Ich geh nicht mit, dachte Len. Aber er sprach es nicht aus. Er rollte seine Decke zusammen und folgte Esau in die Nacht hinaus. Und kaum war er außer Sichtweite des Wagens, verspürte er eine freudige Erregung. Die Finsternis war voller Menschen, die sich heimlich davonstahlen, und er war einer von ihnen. Die Verruchtheit schmeckte süß, und die Sterne hatten noch nie so hell geleuchtet.

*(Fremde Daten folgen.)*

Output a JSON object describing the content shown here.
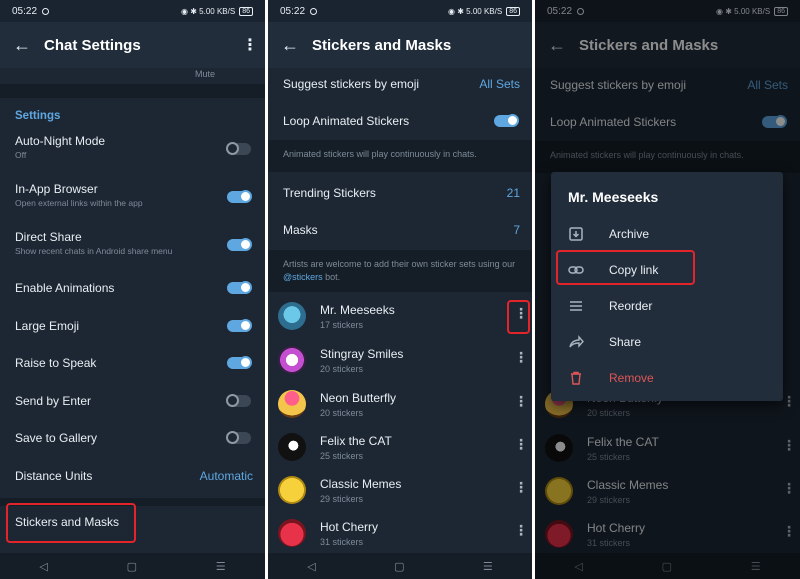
{
  "status_bar": {
    "time": "05:22",
    "indicators": "◉ ✱ 5.00 KB/S",
    "battery": "86"
  },
  "panel1": {
    "title": "Chat Settings",
    "top_label": "Mute",
    "section_title": "Settings",
    "rows": [
      {
        "label": "Auto-Night Mode",
        "sub": "Off",
        "toggle": "off"
      },
      {
        "label": "In-App Browser",
        "sub": "Open external links within the app",
        "toggle": "on"
      },
      {
        "label": "Direct Share",
        "sub": "Show recent chats in Android share menu",
        "toggle": "on"
      },
      {
        "label": "Enable Animations",
        "sub": "",
        "toggle": "on"
      },
      {
        "label": "Large Emoji",
        "sub": "",
        "toggle": "on"
      },
      {
        "label": "Raise to Speak",
        "sub": "",
        "toggle": "on"
      },
      {
        "label": "Send by Enter",
        "sub": "",
        "toggle": "off"
      },
      {
        "label": "Save to Gallery",
        "sub": "",
        "toggle": "off"
      }
    ],
    "distance_units": {
      "label": "Distance Units",
      "value": "Automatic"
    },
    "stickers_masks": "Stickers and Masks"
  },
  "panel2": {
    "title": "Stickers and Masks",
    "suggest": {
      "label": "Suggest stickers by emoji",
      "value": "All Sets"
    },
    "loop": {
      "label": "Loop Animated Stickers",
      "toggle": "on"
    },
    "loop_info": "Animated stickers will play continuously in chats.",
    "trending": {
      "label": "Trending Stickers",
      "value": "21"
    },
    "masks": {
      "label": "Masks",
      "value": "7"
    },
    "artists_info_prefix": "Artists are welcome to add their own sticker sets using our ",
    "artists_info_link": "@stickers",
    "artists_info_suffix": " bot.",
    "sticker_sets": [
      {
        "name": "Mr. Meeseeks",
        "count": "17 stickers"
      },
      {
        "name": "Stingray Smiles",
        "count": "20 stickers"
      },
      {
        "name": "Neon Butterfly",
        "count": "20 stickers"
      },
      {
        "name": "Felix the CAT",
        "count": "25 stickers"
      },
      {
        "name": "Classic Memes",
        "count": "29 stickers"
      },
      {
        "name": "Hot Cherry",
        "count": "31 stickers"
      }
    ]
  },
  "panel3": {
    "popup_title": "Mr. Meeseeks",
    "menu": [
      {
        "label": "Archive",
        "icon": "archive-icon"
      },
      {
        "label": "Copy link",
        "icon": "link-icon"
      },
      {
        "label": "Reorder",
        "icon": "reorder-icon"
      },
      {
        "label": "Share",
        "icon": "share-icon"
      },
      {
        "label": "Remove",
        "icon": "trash-icon"
      }
    ]
  },
  "nav": {
    "back": "◁",
    "home": "▢",
    "menu": "☰"
  },
  "colors": {
    "background": "#1d2733",
    "header": "#212d3b",
    "accent": "#5fa7e0",
    "highlight_box": "#e3242b",
    "danger": "#e05656"
  }
}
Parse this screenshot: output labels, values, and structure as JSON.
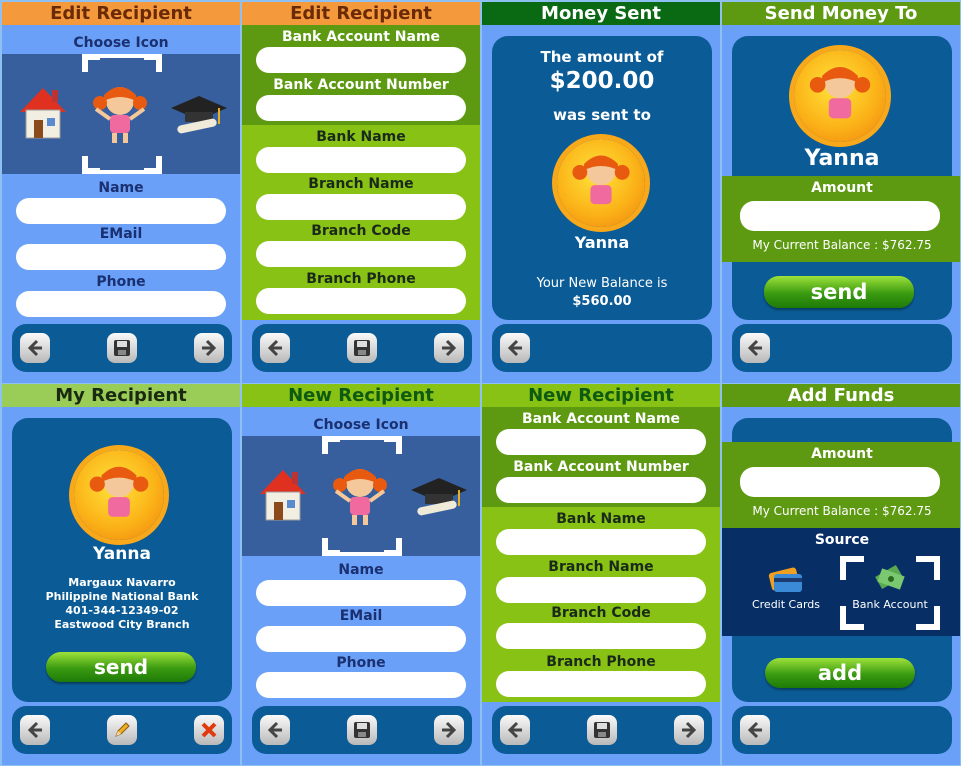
{
  "screens": {
    "edit_recipient_1": {
      "title": "Edit Recipient",
      "choose_icon": "Choose Icon",
      "name_label": "Name",
      "email_label": "EMail",
      "phone_label": "Phone"
    },
    "edit_recipient_2": {
      "title": "Edit Recipient",
      "bank_account_name": "Bank Account Name",
      "bank_account_number": "Bank Account Number",
      "bank_name": "Bank Name",
      "branch_name": "Branch Name",
      "branch_code": "Branch Code",
      "branch_phone": "Branch Phone"
    },
    "money_sent": {
      "title": "Money Sent",
      "line1": "The amount of",
      "amount": "$200.00",
      "line2": "was sent to",
      "recipient": "Yanna",
      "balance_label": "Your New Balance is",
      "balance": "$560.00"
    },
    "send_money_to": {
      "title": "Send Money To",
      "recipient": "Yanna",
      "amount_label": "Amount",
      "balance_text": "My Current Balance : $762.75",
      "send_label": "send"
    },
    "my_recipient": {
      "title": "My Recipient",
      "recipient": "Yanna",
      "detail_name": "Margaux Navarro",
      "detail_bank": "Philippine National Bank",
      "detail_account": "401-344-12349-02",
      "detail_branch": "Eastwood City Branch",
      "send_label": "send"
    },
    "new_recipient_1": {
      "title": "New Recipient",
      "choose_icon": "Choose Icon",
      "name_label": "Name",
      "email_label": "EMail",
      "phone_label": "Phone"
    },
    "new_recipient_2": {
      "title": "New Recipient",
      "bank_account_name": "Bank Account Name",
      "bank_account_number": "Bank Account Number",
      "bank_name": "Bank Name",
      "branch_name": "Branch Name",
      "branch_code": "Branch Code",
      "branch_phone": "Branch Phone"
    },
    "add_funds": {
      "title": "Add Funds",
      "amount_label": "Amount",
      "balance_text": "My Current Balance : $762.75",
      "source_label": "Source",
      "credit_cards": "Credit Cards",
      "bank_account": "Bank Account",
      "add_label": "add"
    }
  },
  "colors": {
    "accent_blue": "#0b5c96",
    "header_orange": "#f59a3c",
    "send_green": "#3a9a10"
  }
}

Sie bewegten sich vorsichtig, bis sie an einen breiten Weg gelangten, und dann rannten sie los. Ein hochrädriger Karren raste, von einem schnellen Pferd gezogen, an ihnen vorbei, und Esau keuchte: »Los, beeil dich!« Er lachte, und Len stimmte, während er weiterlief, in sein Lachen ein. Kurz darauf hatten sie den Jahrmarktsplatz hinter sich gelassen und befanden sich auf der Hauptstraße, die nach drei Wochen ohne Regen von einer dicken Staubschicht bedeckt war. Staub hing in der Luft, von den Rädern dicht aufeinander folgender Wagen aufgewirbelt. Neben ihnen tauchte, groß und gespenstisch, ein Pferdegespann auf; Schaum troff von den Trensen. Es zog einen Wagen mit offenem Verdeck, und der Mann, der die Leinen hielt, sah aus wie ein Hufschmied – er hatte kräftige Arme und einen blonden Bart. Neben ihm saß eine stämmige rotwangige Frau. Statt einer Haube hatte sie sich ein Tuch um den Kopf gebunden, und ihre Röcke flatterten im Wind. Unter dem hochgerollten Verdeck blickte eine Reihe kleiner Köpfe hervor, alle so gelb wie Maisgrannen. Esau rannte laut schreiend neben dem Wagen her, und Len folgte ihm mit schweren Schritten.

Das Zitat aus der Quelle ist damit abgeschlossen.